Problem using subrepos

Mads Kiilerich mads at
Thu Jun 2 18:00:17 CDT 2011

Eric M Lafrance wrote, On 06/02/2011 06:25 PM:
> "/(Ok, other mappings than trivial relative x=x mappings can work just
> fine if Mercurial is used in a 100% centralized model without any
> distributed cloning or pulling - but then why use Mercurial?)/"
> We will need to have a centralized repository where the updated source 
> code is available so that we can compile it. We don't want to have 
> each and every developper to compile bits and pieces here and there, 
> as it can add complexity to our releases management. Even distributed 
> projects have that kind of "centralized" place where code gets 
> compiled in the end, if my understanding is correct. We currently have 
> a old archaic and out-dated SCM, and we wish to change for something 
> else that works better. Everything I read about distributed system 
> confirmed to me that it is possible to "emulate" a centralized way of 
> working, that it can do just about anything. And so far, the best 
> choice I though we had was to use Mercurial.

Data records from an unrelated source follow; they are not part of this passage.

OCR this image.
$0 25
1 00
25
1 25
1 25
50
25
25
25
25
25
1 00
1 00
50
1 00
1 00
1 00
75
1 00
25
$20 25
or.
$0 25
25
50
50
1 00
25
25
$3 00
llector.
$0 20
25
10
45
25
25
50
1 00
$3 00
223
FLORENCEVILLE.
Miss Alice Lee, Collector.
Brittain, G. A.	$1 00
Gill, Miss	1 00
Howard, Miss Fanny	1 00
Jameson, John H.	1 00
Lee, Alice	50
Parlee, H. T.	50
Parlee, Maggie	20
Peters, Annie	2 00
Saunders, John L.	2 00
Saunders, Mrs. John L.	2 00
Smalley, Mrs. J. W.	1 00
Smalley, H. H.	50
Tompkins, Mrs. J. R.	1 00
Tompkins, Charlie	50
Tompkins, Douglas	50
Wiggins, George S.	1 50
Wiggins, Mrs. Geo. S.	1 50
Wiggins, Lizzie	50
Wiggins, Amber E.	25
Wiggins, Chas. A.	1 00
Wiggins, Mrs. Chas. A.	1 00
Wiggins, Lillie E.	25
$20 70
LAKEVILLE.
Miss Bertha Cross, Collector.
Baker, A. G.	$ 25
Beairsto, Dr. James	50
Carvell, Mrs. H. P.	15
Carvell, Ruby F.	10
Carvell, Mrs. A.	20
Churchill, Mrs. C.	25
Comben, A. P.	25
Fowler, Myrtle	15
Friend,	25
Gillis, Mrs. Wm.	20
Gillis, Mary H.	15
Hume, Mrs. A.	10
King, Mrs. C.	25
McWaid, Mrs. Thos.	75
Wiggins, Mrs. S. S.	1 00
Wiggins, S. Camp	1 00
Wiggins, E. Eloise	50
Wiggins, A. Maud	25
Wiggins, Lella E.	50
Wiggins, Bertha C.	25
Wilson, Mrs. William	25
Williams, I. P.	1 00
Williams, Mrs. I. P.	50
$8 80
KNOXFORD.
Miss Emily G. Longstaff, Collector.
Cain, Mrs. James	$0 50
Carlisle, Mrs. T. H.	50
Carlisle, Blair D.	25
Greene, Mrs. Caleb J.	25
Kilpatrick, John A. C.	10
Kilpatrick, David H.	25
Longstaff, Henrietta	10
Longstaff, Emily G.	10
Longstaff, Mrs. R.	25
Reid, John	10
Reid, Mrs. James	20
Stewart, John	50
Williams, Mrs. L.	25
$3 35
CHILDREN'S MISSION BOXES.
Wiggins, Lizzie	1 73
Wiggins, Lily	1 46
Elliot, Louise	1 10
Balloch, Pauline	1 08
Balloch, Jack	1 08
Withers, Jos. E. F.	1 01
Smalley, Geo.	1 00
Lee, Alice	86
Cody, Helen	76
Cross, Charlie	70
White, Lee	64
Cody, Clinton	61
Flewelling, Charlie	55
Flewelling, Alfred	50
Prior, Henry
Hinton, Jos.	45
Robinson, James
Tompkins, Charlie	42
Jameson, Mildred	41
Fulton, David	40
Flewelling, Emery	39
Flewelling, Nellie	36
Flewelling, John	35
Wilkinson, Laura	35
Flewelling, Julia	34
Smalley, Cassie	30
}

Yes, Mercurial works fine that way. Subrepositories with trivial 
mappings also generally works fine - the subrepositories will follow the 
outer repositories when you clone, push and pull. (Subrepositories do 
however have some rough edges.)

Non non-trivial mappings works fine if you have a 100% centralized model 
where all the users only interact with one central server. Local cloning 
of clones and pushing/pulling between clones will be hard with 
non-trivial mappings.

> I'm interested to know how you would suggest we implement the usage of 
> Mercurial in my business with regards to how we can link projects with 
> shared libraries. It is my first experience with a distributed SCM 
> (I'm working with a decendent of CVS at the moment), and there is most 
> probably some things I don't quite get. So, I'm all ears for any 
> implementation suggestions/hints you have for me. We haven't yet 
> started the deployment of Mercurial, so now is the best time to adapt 
> our strategy I think.

I suggest you use trivial mappings. That means that the "same" shared 
library will have to appear in several places on your central server 
(just like it is cloned to several developer PCs and each of them might 
have many clones of the same library). The sharing of the shared library 
must be handled somehow - there are at least two options:

I think a good solution in many cases is to let the owner or release 
manager propagate changes between the different instances on the central 
server. There is often a need for some kind of control and qa of what is 
shared anyway.

Another solution is to let the server make one shared repository appear 
in many locations. That could be with symlinks, bind mounts, URL 
rewriting, or perhaps with the "share" extension.

In all cases: Remember that new revisions in a subrepo won't be used 
until they are referenced from .hgsubstate.